Late last night, my grandma passed away at 98 years old. There’s a strange quiet that follows news like that. A mix of gratitude for a long life, sadness for what’s ended, and reflection on what the final chapters looked like. I’ll share more personal memories in time, but for now, this feels like the piece that needs to be written. I want to talk about the importance of maintaining mobility and independence as we age.

The Last Years: Aging, Mobility, and Quality of Life

The final just under two years of my grandma’s life were spent in a long-term care home.

For most of that time, there was still lightness. She socialized. She recognized familiar faces. She had routines, conversations, and moments that still felt like her. There was structure, but there was also dignity.

What makes this harder is knowing who she once was.

She used to tell me stories about winning medals in sprinting. About how much she loved playing basketball — travelling with her church team, competing, moving, belonging to her body. These weren’t said with sadness. They were shared with pride, like movement was simply part of who she was.

And somewhere along the way, that part of her life ended.

Not abruptly. Not with a single moment you can point to. Just slowly.

The last six months were different.

Her mind began to slip. Her mobility declined. Every visit became heavier than the last — not because she wasn’t loved, but because we could see how hard it was for her just to exist in her body. Simple tasks required help. Familiar things felt unfamiliar. The woman we knew was still there, but further away each time.

Watching that change is something that stays with you.

The Question That Lingers: What Does Aging Well Really Mean?

As a family, it made us ask a question we don’t often say out loud:

Is this how we want the last years of our lives to look?

Not the age — 98 is a gift. But the quality of those final years.

Needing constant service and care just to get through the day. Losing independence before losing life. Spending the last year of your life looking nothing like the five before it.
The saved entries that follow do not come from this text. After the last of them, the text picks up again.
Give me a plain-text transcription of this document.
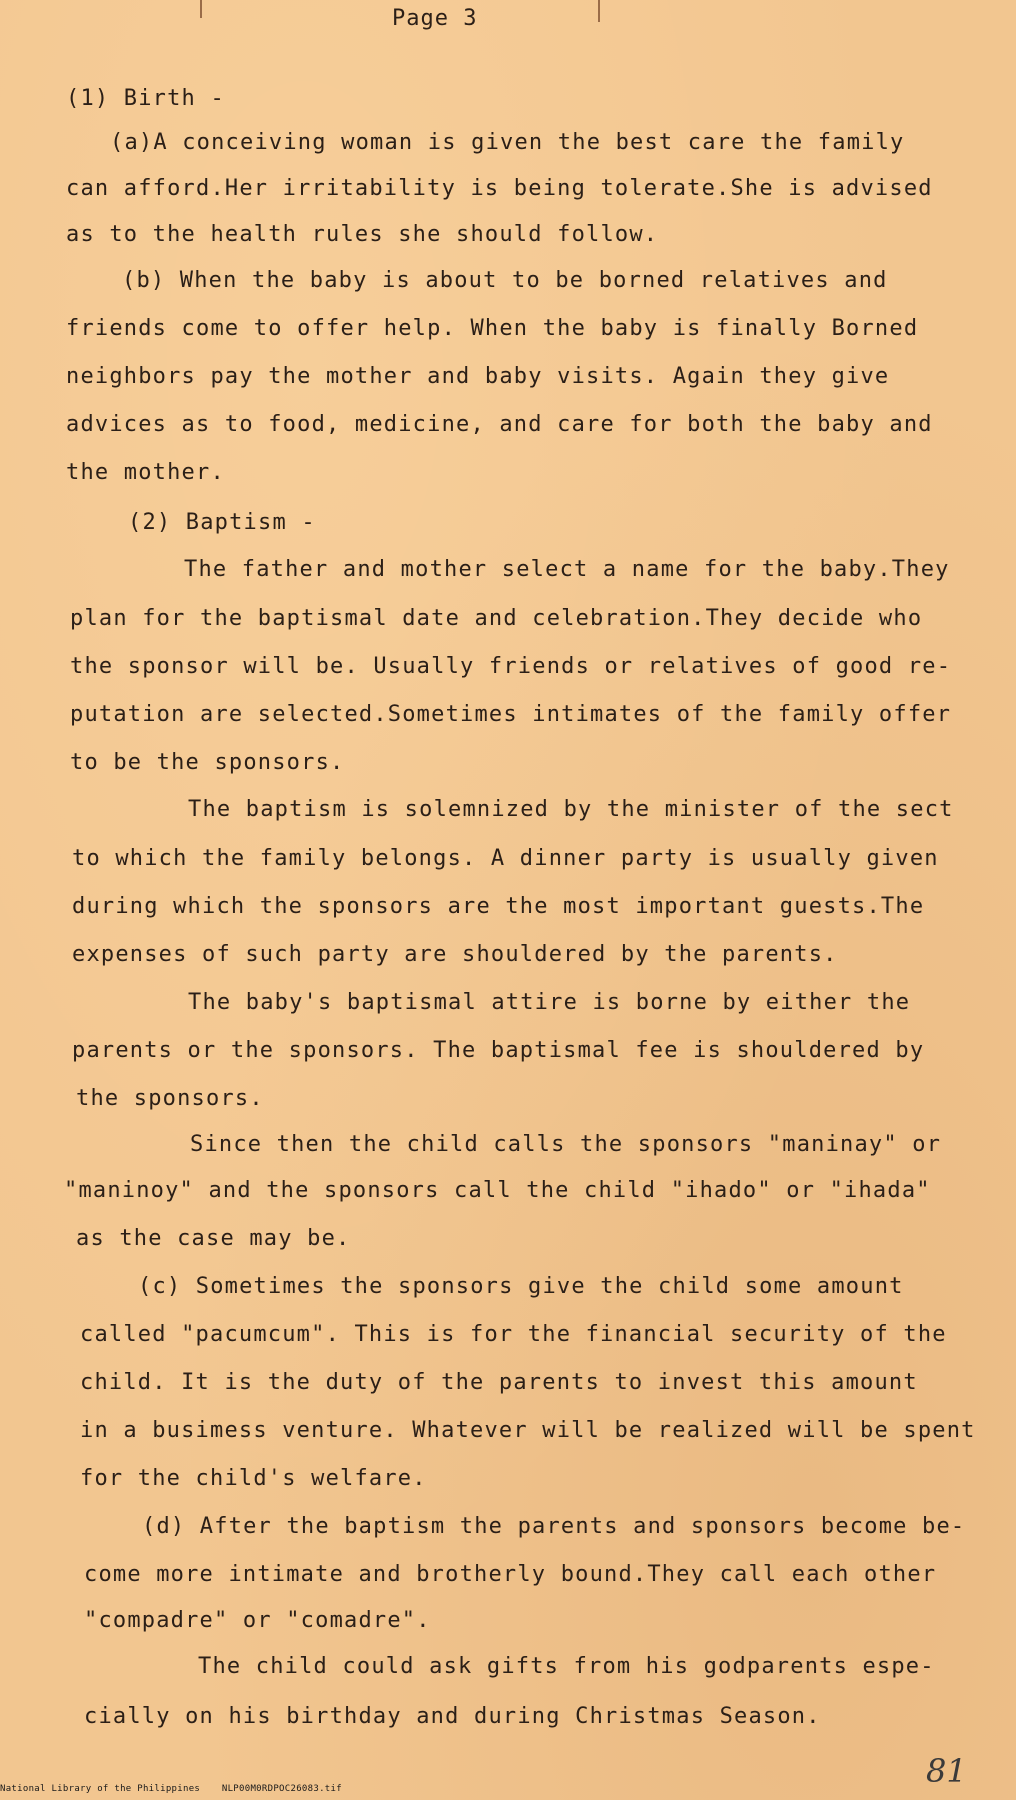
Page 3
(1) Birth -
(a)A conceiving woman is given the best care the family
can afford.Her irritability is being tolerate.She is advised
as to the health rules she should follow.
(b) When the baby is about to be borned relatives and
friends come to offer help. When the baby is finally Borned
neighbors pay the mother and baby visits. Again they give
advices as to food, medicine, and care for both the baby and
the mother.
(2) Baptism -
The father and mother select a name for the baby.They
plan for the baptismal date and celebration.They decide who
the sponsor will be. Usually friends or relatives of good re-
putation are selected.Sometimes intimates of the family offer
to be the sponsors.
The baptism is solemnized by the minister of the sect
to which the family belongs. A dinner party is usually given
during which the sponsors are the most important guests.The
expenses of such party are shouldered by the parents.
The baby's baptismal attire is borne by either the
parents or the sponsors. The baptismal fee is shouldered by
the sponsors.
Since then the child calls the sponsors "maninay" or
"maninoy" and the sponsors call the child "ihado" or "ihada"
as the case may be.
(c) Sometimes the sponsors give the child some amount
called "pacumcum". This is for the financial security of the
child. It is the duty of the parents to invest this amount
in a busimess venture. Whatever will be realized will be spent
for the child's welfare.
(d) After the baptism the parents and sponsors become be-
come more intimate and brotherly bound.They call each other
"compadre" or "comadre".
The child could ask gifts from his godparents espe-
cially on his birthday and during Christmas Season.
81
National Library of the Philippines NLP00M0RDPOC26083.tif
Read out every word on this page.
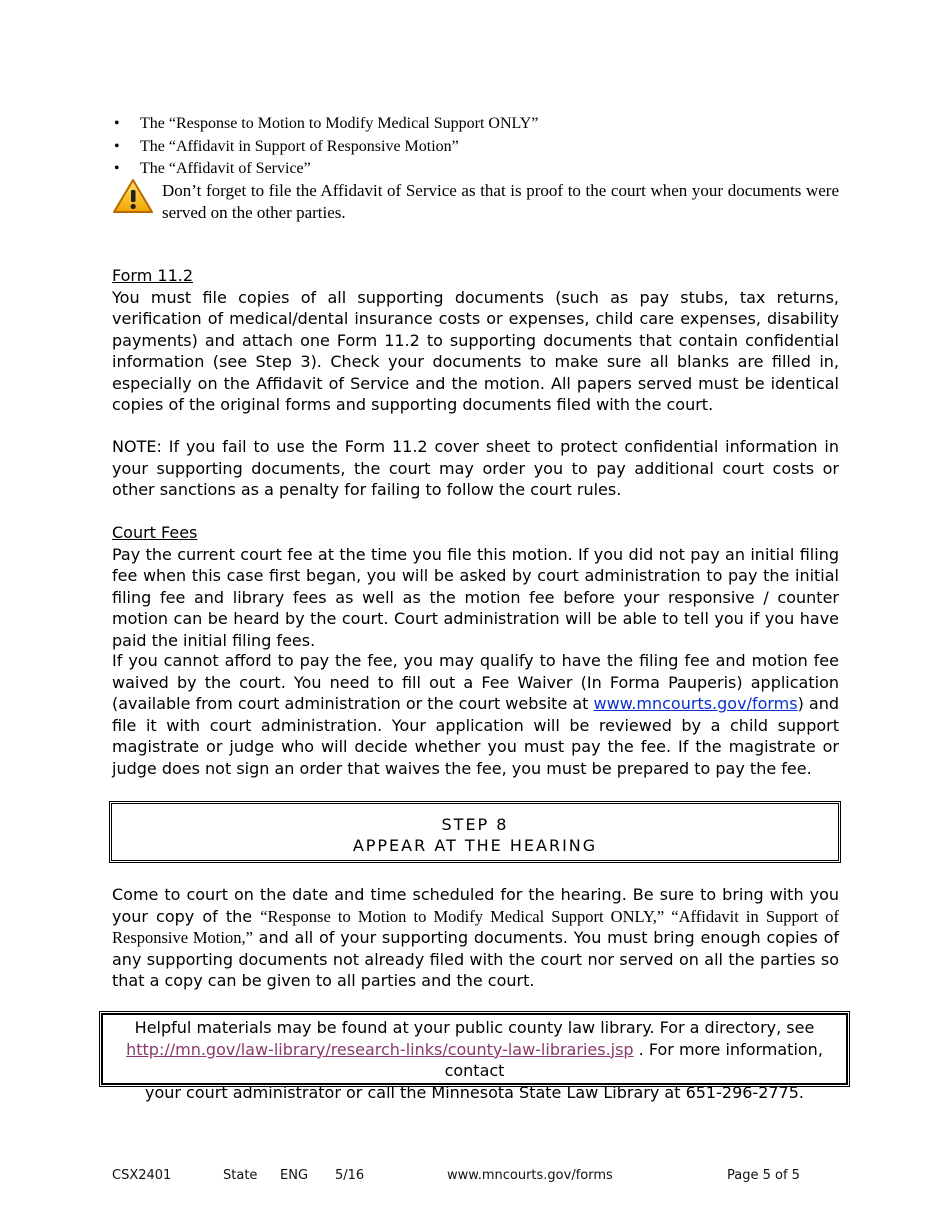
• The “Response to Motion to Modify Medical Support ONLY”
• The “Affidavit in Support of Responsive Motion”
• The “Affidavit of Service”
Don’t forget to file the Affidavit of Service as that is proof to the court when your documents were served on the other parties.
Form 11.2
You must file copies of all supporting documents (such as pay stubs, tax returns, verification of medical/dental insurance costs or expenses, child care expenses, disability payments) and attach one Form 11.2 to supporting documents that contain confidential information (see Step 3). Check your documents to make sure all blanks are filled in, especially on the Affidavit of Service and the motion. All papers served must be identical copies of the original forms and supporting documents filed with the court.

NOTE: If you fail to use the Form 11.2 cover sheet to protect confidential information in your supporting documents, the court may order you to pay additional court costs or other sanctions as a penalty for failing to follow the court rules.

Court Fees
Pay the current court fee at the time you file this motion. If you did not pay an initial filing fee when this case first began, you will be asked by court administration to pay the initial filing fee and library fees as well as the motion fee before your responsive / counter motion can be heard by the court. Court administration will be able to tell you if you have paid the initial filing fees.

If you cannot afford to pay the fee, you may qualify to have the filing fee and motion fee waived by the court. You need to fill out a Fee Waiver (In Forma Pauperis) application (available from court administration or the court website at www.mncourts.gov/forms) and file it with court administration. Your application will be reviewed by a child support magistrate or judge who will decide whether you must pay the fee. If the magistrate or judge does not sign an order that waives the fee, you must be prepared to pay the fee.

STEP 8
APPEAR AT THE HEARING

Come to court on the date and time scheduled for the hearing. Be sure to bring with you your copy of the “Response to Motion to Modify Medical Support ONLY,” “Affidavit in Support of Responsive Motion,” and all of your supporting documents. You must bring enough copies of any supporting documents not already filed with the court nor served on all the parties so that a copy can be given to all parties and the court.

Helpful materials may be found at your public county law library. For a directory, see
http://mn.gov/law-library/research-links/county-law-libraries.jsp . For more information, contact
your court administrator or call the Minnesota State Law Library at 651-296-2775.
CSX2401	State ENG 5/16	www.mncourts.gov/forms	Page 5 of 5
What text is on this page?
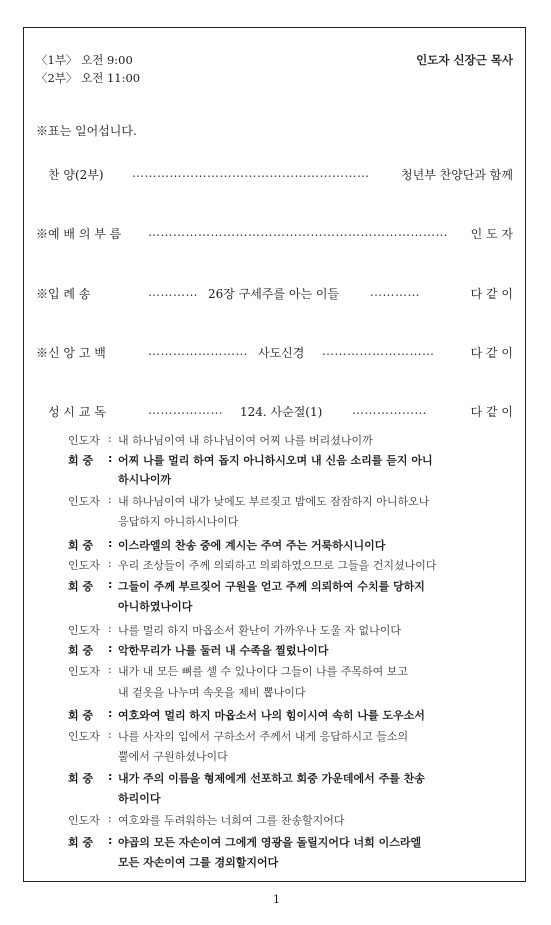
〈1부〉 오전 9:00
〈2부〉 오전 11:00
인도자 신장근 목사
※표는 일어섭니다.
찬 양(2부) …………………………………………………	청년부 찬양단과 함께
※예 배 의 부 름 ……………………………………………………………… 인 도 자
※입 례 송	………… 26장 구세주를 아는 이들	…………	다 같 이
※신 앙 고 백	…………………… 사도신경 ………………………	다 같 이
성 시 교 독	……………… 124. 사순절(1) ………………	다 같 이
인도자 : 내 하나님이여 내 하나님이여 어찌 나를 버리셨나이까
회 중 : 어찌 나를 멀리 하여 돕지 아니하시오며 내 신음 소리를 듣지 아니
하시나이까
인도자 : 내 하나님이여 내가 낮에도 부르짖고 밤에도 잠잠하지 아니하오나
응답하지 아니하시나이다
회 중 : 이스라엘의 찬송 중에 계시는 주여 주는 거룩하시니이다
인도자 : 우리 조상들이 주께 의뢰하고 의뢰하였으므로 그들을 건지셨나이다
회 중 : 그들이 주께 부르짖어 구원을 얻고 주께 의뢰하여 수치를 당하지
아니하였나이다
인도자 : 나를 멀리 하지 마옵소서 환난이 가까우나 도울 자 없나이다
회 중 : 악한무리가 나를 둘러 내 수족을 찔렀나이다
인도자 : 내가 내 모든 뼈를 셀 수 있나이다 그들이 나를 주목하여 보고
내 겉옷을 나누며 속옷을 제비 뽑나이다
회 중 : 여호와여 멀리 하지 마옵소서 나의 힘이시여 속히 나를 도우소서
인도자 : 나를 사자의 입에서 구하소서 주께서 내게 응답하시고 들소의
뿔에서 구원하셨나이다
회 중 : 내가 주의 이름을 형제에게 선포하고 회중 가운데에서 주를 찬송
하리이다
인도자 : 여호와를 두려워하는 너희여 그를 찬송할지어다
회 중 : 야곱의 모든 자손이여 그에게 영광을 돌릴지어다 너희 이스라엘
모든 자손이여 그를 경외할지어다
1
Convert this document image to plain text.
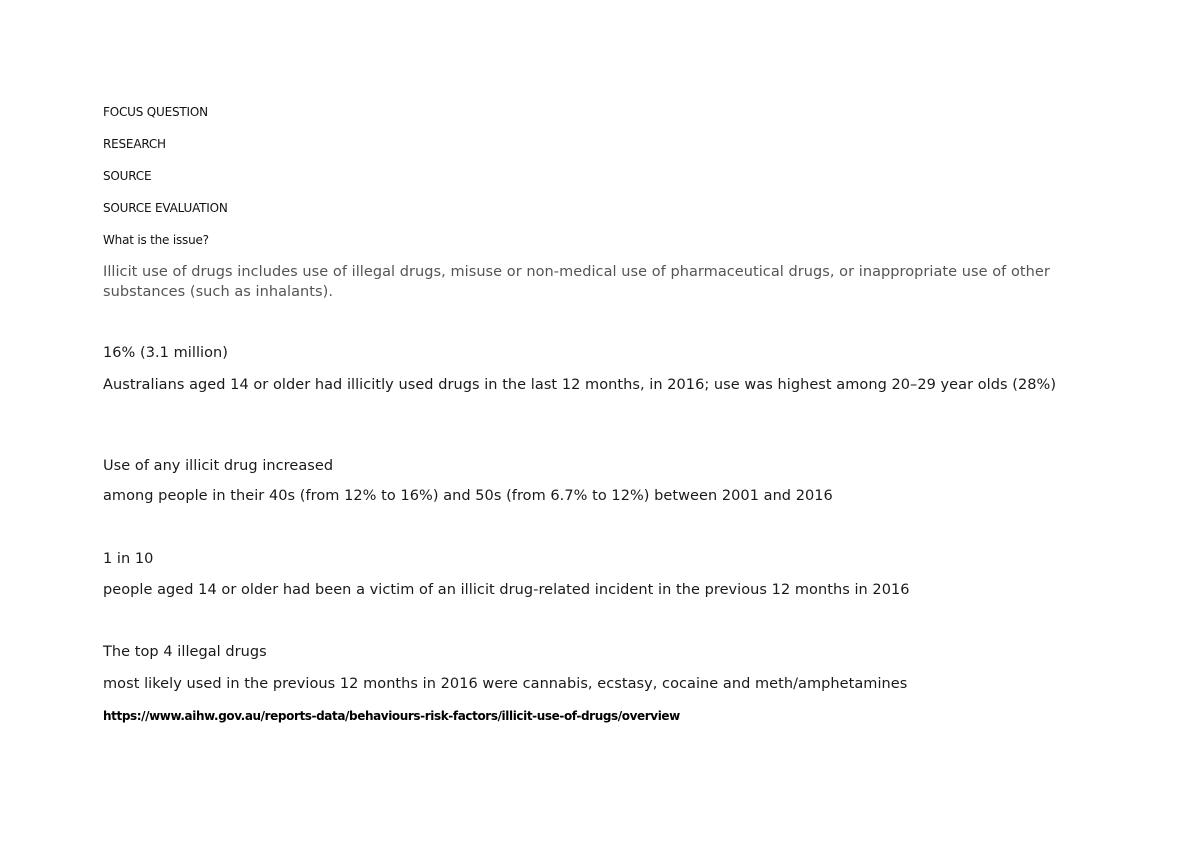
FOCUS QUESTION

RESEARCH

SOURCE

SOURCE EVALUATION

What is the issue?

Illicit use of drugs includes use of illegal drugs, misuse or non-medical use of pharmaceutical drugs, or inappropriate use of other substances (such as inhalants).

16% (3.1 million)

Australians aged 14 or older had illicitly used drugs in the last 12 months, in 2016; use was highest among 20–29 year olds (28%)

Use of any illicit drug increased

among people in their 40s (from 12% to 16%) and 50s (from 6.7% to 12%) between 2001 and 2016

1 in 10

people aged 14 or older had been a victim of an illicit drug-related incident in the previous 12 months in 2016

The top 4 illegal drugs

most likely used in the previous 12 months in 2016 were cannabis, ecstasy, cocaine and meth/amphetamines

https://www.aihw.gov.au/reports-data/behaviours-risk-factors/illicit-use-of-drugs/overview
That’s the part that sits heavy.

Looking Up the Family Tree: Caring for Aging Parents Before It’s Too Late

That question — when did movement stop being part of her life? — doesn’t stay in the past.

It follows you forward.

At 26 years old, with both of my parents in their 60s, I can’t help but connect the dots. I look at them and wonder when the quiet slide might begin if nothing interrupts it. When strength becomes something you used to have. When balance, confidence, and independence slowly shrink without anyone noticing.

I think about their health. Their mobility. Their strength. Their balance. Their independence.

I think about how quickly “later” becomes “now.”

And I think about how none of this starts in old age — it starts in the years we assume we still have plenty of time.

The Uncomfortable Truth: Maintaining Mobility and Independence as We Age

If we want the last year of our lives to look like the last five, the work doesn’t start in our 80s.

It starts decades earlier.

It starts with staying mobile.
It starts with maintaining strength.
It starts with protecting balance, bone density, cardiovascular health, and confidence in your body.

And here’s the hard part — parents are stubborn.
They’re tough.
They’re independent.

And they often don’t want advice from their kids.

Love Sometimes Looks Like a Push: Encouraging Parents to Stay Active

But this is the season where we push anyway.

Not out of criticism.
Not out of fear.
But out of love.

Love that says:
I want you traveling, walking, laughing, and living — not just surviving.

Love that understands movement isn’t about aesthetics or performance.
It’s about dignity.
It’s about choice.
It’s about being able to live fully for as long as possible.

A Quiet Promise: Choosing Movement for Long-Term Health

My grandma lived a long life. For that, I’m grateful.

Her final years, though, left an imprint — not just of loss, but of clarity.

A reminder that longevity without quality isn’t the goal.
A reminder that the conversations we avoid are often the ones that matter most.

And a quiet promise to the people I love:

We start sooner.
We stay moving.
We protect our future selves — together.

I’ll share more personal reflections soon. For now, this is the piece that needed space.